Bund und Kantone ziehen die Schraube allmählich an: Altbauten müssen energieeffizienter werden, die Zahl der Vorschriften wächst – mit grossen kantonalen Unterschieden. Bevor man sich in den Gesetzes-Dschungel wagt, sollte man nie vergessen: Es geht ums eigene Haus. Und nur darum.

Text — Raphael Hegglin

 

Sanierung abgeschlossen, sämtliche gesetzlichen Vorschriften wurden erfüllt – Happy End. So einfach ist es leider nicht! Denn die Mustervorschriften der Kantone im Energiebereich 2014 (MuKEn 2014) setzen zwar Zielvorgaben punkto Energieeffizienz und definieren dazu Lösungswege. Welches für ein Haus die individuelle beste Lösung ist, lassen sie hingegen offen.

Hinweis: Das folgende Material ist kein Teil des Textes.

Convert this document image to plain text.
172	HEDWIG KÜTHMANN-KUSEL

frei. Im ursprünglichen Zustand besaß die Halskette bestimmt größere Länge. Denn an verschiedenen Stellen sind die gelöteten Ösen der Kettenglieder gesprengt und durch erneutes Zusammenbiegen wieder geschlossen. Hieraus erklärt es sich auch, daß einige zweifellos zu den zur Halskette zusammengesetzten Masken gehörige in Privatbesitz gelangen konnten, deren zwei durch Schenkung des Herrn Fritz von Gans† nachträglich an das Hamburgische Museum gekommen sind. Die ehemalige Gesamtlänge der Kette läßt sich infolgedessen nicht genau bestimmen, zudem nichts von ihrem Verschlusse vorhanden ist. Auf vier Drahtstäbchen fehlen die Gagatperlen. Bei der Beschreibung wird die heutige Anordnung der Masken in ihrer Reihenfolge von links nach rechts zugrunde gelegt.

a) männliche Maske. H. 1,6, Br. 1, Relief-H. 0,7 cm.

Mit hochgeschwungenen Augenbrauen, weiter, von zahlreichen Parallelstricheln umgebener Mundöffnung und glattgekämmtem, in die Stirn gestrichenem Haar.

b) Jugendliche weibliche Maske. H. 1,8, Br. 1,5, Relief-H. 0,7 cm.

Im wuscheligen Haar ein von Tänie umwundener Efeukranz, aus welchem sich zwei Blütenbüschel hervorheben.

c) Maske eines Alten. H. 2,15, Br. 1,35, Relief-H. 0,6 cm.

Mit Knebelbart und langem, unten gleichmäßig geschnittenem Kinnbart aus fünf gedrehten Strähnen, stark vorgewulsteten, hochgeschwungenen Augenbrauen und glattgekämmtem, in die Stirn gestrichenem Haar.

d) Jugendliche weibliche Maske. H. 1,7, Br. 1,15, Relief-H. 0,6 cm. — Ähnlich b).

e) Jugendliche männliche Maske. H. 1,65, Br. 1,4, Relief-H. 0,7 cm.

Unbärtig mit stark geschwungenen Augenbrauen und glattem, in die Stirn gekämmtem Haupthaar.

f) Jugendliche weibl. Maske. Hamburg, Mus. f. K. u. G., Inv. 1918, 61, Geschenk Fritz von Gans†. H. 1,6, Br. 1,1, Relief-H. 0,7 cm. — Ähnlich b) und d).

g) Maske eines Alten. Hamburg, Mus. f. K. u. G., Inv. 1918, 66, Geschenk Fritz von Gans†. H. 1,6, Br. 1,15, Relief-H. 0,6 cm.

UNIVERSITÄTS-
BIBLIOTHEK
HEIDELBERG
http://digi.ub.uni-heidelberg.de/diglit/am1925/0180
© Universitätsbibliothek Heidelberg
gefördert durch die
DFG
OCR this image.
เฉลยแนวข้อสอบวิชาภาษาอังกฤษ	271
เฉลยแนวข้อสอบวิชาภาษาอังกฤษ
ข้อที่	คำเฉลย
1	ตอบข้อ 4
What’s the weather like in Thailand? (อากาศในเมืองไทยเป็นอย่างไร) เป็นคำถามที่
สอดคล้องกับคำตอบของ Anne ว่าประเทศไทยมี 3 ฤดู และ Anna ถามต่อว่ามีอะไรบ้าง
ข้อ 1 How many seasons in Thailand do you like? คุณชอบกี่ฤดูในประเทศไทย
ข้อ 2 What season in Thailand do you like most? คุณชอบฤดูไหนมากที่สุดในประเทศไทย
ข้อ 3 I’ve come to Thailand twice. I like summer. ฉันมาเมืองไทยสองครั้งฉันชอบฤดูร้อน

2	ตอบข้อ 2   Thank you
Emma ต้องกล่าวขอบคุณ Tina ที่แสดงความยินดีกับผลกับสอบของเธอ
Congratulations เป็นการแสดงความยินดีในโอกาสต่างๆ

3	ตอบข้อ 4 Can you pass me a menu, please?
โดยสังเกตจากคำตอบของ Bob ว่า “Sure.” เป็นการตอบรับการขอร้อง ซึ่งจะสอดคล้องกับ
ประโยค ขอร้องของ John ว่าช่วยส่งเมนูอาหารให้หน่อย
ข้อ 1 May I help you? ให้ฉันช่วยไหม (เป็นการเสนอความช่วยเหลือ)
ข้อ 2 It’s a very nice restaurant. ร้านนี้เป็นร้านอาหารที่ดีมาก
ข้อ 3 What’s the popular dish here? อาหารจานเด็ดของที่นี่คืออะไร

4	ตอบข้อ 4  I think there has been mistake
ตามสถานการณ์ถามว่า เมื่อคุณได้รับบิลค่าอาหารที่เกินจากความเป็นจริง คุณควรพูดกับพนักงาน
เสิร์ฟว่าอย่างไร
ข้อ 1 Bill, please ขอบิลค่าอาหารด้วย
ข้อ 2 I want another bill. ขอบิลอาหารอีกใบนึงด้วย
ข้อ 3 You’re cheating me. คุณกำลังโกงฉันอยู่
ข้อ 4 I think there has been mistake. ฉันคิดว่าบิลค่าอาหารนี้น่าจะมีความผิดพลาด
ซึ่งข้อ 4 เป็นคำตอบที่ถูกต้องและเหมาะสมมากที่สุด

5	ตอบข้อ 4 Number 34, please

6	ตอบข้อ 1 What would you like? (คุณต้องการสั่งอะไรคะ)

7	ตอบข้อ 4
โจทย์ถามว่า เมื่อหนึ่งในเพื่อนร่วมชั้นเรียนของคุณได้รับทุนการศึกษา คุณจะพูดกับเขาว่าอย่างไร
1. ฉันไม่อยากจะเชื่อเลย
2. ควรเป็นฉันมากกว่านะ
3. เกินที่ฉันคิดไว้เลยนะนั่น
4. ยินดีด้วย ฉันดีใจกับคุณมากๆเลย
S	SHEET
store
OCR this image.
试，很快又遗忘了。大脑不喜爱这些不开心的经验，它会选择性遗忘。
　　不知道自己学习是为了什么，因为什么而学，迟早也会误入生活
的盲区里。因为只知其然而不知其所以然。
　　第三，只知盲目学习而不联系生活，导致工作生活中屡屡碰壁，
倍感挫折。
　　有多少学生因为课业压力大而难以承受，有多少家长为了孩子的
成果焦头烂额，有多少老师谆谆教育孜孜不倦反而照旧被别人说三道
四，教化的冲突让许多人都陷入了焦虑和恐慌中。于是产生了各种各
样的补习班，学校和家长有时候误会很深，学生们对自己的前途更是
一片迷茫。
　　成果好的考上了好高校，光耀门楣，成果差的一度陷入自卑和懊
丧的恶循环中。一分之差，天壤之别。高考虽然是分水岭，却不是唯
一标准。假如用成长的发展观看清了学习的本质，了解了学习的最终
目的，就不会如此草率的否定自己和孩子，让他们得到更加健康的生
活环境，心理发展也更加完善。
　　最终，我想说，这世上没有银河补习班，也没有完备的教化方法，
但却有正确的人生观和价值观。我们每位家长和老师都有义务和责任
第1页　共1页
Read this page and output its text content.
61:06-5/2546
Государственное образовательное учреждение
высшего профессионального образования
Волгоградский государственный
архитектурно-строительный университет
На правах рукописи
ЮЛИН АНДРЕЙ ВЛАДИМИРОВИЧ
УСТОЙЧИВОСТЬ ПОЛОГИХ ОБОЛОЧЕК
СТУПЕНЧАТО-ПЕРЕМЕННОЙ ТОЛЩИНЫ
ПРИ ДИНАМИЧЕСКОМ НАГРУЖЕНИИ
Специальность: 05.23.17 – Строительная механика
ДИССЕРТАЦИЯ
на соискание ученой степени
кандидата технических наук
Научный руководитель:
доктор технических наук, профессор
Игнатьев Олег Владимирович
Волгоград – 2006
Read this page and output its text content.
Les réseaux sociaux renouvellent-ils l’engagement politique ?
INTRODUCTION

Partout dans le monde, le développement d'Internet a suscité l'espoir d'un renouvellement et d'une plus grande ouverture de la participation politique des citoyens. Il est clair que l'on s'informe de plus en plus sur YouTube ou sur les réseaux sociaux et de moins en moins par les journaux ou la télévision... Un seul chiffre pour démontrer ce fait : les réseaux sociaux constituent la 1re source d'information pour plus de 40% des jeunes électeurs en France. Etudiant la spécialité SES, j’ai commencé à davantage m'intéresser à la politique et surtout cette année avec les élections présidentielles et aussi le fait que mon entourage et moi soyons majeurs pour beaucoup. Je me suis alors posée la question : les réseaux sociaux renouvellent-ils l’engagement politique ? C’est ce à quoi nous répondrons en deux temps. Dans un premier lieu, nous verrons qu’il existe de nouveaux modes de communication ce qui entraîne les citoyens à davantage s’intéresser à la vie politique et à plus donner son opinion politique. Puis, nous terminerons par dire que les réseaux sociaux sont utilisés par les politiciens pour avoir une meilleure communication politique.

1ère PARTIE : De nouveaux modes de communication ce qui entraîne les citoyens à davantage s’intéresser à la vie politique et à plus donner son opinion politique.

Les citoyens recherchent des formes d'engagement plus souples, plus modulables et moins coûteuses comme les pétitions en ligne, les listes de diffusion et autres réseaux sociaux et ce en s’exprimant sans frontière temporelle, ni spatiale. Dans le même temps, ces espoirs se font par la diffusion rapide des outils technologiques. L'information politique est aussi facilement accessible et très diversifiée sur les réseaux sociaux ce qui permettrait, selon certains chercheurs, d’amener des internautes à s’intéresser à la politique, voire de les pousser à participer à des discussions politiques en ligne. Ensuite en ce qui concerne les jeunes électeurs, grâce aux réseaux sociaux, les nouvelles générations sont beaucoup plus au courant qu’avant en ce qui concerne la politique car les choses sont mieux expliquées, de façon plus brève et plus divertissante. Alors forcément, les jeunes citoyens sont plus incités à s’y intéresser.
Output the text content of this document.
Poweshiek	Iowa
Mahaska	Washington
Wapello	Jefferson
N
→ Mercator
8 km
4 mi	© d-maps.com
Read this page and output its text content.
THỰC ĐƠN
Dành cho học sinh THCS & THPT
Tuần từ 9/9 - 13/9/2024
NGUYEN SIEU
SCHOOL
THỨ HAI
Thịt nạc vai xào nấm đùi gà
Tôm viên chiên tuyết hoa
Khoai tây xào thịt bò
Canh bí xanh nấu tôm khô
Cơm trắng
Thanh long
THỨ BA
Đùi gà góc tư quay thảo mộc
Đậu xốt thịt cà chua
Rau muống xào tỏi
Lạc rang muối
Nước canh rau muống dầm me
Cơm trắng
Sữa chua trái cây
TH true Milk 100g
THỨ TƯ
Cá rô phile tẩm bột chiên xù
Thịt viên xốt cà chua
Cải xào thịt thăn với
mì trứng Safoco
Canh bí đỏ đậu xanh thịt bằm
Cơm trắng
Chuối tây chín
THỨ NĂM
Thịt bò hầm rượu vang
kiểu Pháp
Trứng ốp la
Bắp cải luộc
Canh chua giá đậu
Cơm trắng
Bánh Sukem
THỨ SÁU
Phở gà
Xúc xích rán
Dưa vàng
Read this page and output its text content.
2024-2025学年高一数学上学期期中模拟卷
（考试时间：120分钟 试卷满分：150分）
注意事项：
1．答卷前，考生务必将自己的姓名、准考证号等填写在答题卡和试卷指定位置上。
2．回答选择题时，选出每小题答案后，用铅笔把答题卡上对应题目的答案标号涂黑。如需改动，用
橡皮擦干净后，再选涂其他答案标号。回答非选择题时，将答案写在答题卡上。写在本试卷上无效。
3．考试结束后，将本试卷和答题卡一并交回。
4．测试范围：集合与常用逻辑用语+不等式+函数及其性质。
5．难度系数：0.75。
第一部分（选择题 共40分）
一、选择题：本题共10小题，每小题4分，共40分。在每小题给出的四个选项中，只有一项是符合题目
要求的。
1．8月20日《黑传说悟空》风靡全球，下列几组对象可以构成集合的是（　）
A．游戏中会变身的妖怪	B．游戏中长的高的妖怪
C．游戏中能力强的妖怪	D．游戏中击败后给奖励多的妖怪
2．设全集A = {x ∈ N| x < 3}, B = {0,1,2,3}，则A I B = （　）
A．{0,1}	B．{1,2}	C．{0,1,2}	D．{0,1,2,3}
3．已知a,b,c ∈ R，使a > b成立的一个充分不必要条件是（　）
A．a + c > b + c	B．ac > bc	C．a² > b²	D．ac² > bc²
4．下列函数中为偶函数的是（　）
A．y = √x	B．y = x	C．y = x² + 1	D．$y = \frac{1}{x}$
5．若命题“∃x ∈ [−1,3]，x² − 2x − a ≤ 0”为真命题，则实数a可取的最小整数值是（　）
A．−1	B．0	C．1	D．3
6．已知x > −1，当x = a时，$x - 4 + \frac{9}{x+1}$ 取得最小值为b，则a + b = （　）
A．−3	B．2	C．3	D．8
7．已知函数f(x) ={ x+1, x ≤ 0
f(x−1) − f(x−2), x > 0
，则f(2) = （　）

So kann der Wechsel auf eine neue Heizung mehr oder weniger zur Farce verkommen, bei der es hauptsächlich darum geht, dem Gesetz Genüge zu tun. Dazu ein Beispiel: Der Heizungsersatz verlangt nach einer der 11 Standardlösungen nach MuKEn 2014. Der Hauseigentümer entscheidet sich für die beliebte Standardlösung 3: den Einbau einer Wärmepumpe. Doch die mangelhafte Wärmedämmung seines Hauses bleibt bestehen – gesetzeskonform, denn mit dem Einbau der Wärmepumpe wurden die geltenden Auflagen erfüllt.

INFO

DAS VERLANGEN DIE MUKEN 2014

Die Mustervorschriften der Kantone im Energiebereich 2014 (MuKEn 2014) gelten sowohl für Neubauten als auch für Sanierungen und den Heizungsersatz. Die Kantone setzen sie allerdings unterschiedlich um: Mittlerweile gelten Teile der Vorschriften in 22 Kantonen, die Kantone Aargau, Uri und Wallis befinden sich in der Ausarbeitungsphase und der Kanton Solothurn hat die Vorlage abgewiesen. Es ist jedoch davon auszugehen, dass die MuKEn 2014 über kurz oder lang in allen Kantonen umgesetzt werden – zunehmend konsequenter.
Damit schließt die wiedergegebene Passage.